Molecular diagnostics company Transplant Genomics Inc. (TGI) tells us it has obtained an exclusive license to patent rights that provide the foundation for clinical tests to improve management of organ transplant recipients.
This licensing agreement provides TGI with access to patent rights that are co-owned by The Scripps Research Institute and Northwestern University. This is a broad portfolio of intellectual property related to kidney and liver transplant diagnostics, including immune status monitoring and optimization.
TGI intends to develop and commercialize tests that use genomic markers of transplant graft status as part of a surveillance program to detect and respond to early signs of graft injury.
TGI’s first test will be used to routinely monitor kidney transplant recipients, indicating when treatment or biopsy is required based on analysis of a patient’s blood. The need for such improved tests is highlighted by the fact that more than 15% of kidney transplant patients with normal serum creatinine levels, the most commonly used indicator of graft injury, show signs of rejection when their grafts are analyzed by protocol biopsy up to one year post-transplant.
TGI’s scientific founders, Dr. Michael Abecassis (Northwestern Medicine) and Dr.
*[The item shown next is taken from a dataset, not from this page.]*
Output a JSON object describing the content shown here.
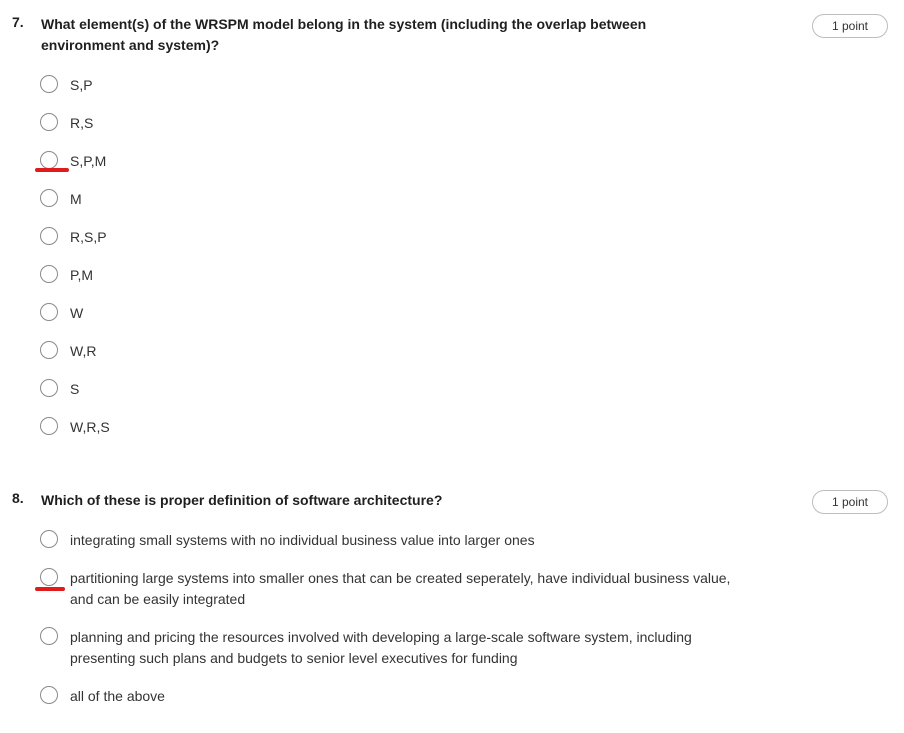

Daniel Salomon (The Scripps Research Institute), have been recognized for their work on discovery and validation of novel biomarkers of graft and immune status for solid-organ transplants.
“The scientific founders of TGI have uniquely combined biomarker discovery with clinical validation and insight to set the stage for high-impact collaborations designed to move the transplant field forward,” explained Stanley Rose, PhD, President & CEO of Transplant Genomics and a kidney transplant recipient. “Working with the transplant community, TGI will bring these vital advances in biomarkers of transplant status from bench to clinic. Clinicians will be able to access clear, actionable information to optimize immunosuppression therapy to improve graft survival.”
“TGI’s tests could be used for serial patient monitoring in stable patients with good kidney function to better inform decisions about immunosuppression,” stated Michael Abecassis, MD, MBA, Founding Director and Chief Clinical Advisor of TGI and Founding Director of the Comprehensive Transplant Center at Northwestern University’s Feinberg School of Medicine. “The test will also find a major and immediate application in circumstances where a sudden elevation in creatinine is noted by the clinician and a biopsy is not possible because of logistical issues.”
“The danger of subclinical acute organ rejection is well recognized as a significant cause of late graft loss but nearly impossible to diagnose since doing serial biopsies is not feasible,” explained Dan Salomon, MD, Founding Director and Chief Scientific Advisor of TGI and Professor at The Scripps Research Institute. “A minimally invasive blood test could be used to predict clinical rejection, to diagnose subclinical rejection, and to monitor treatment to assure clinicians that the therapy was fully effective.”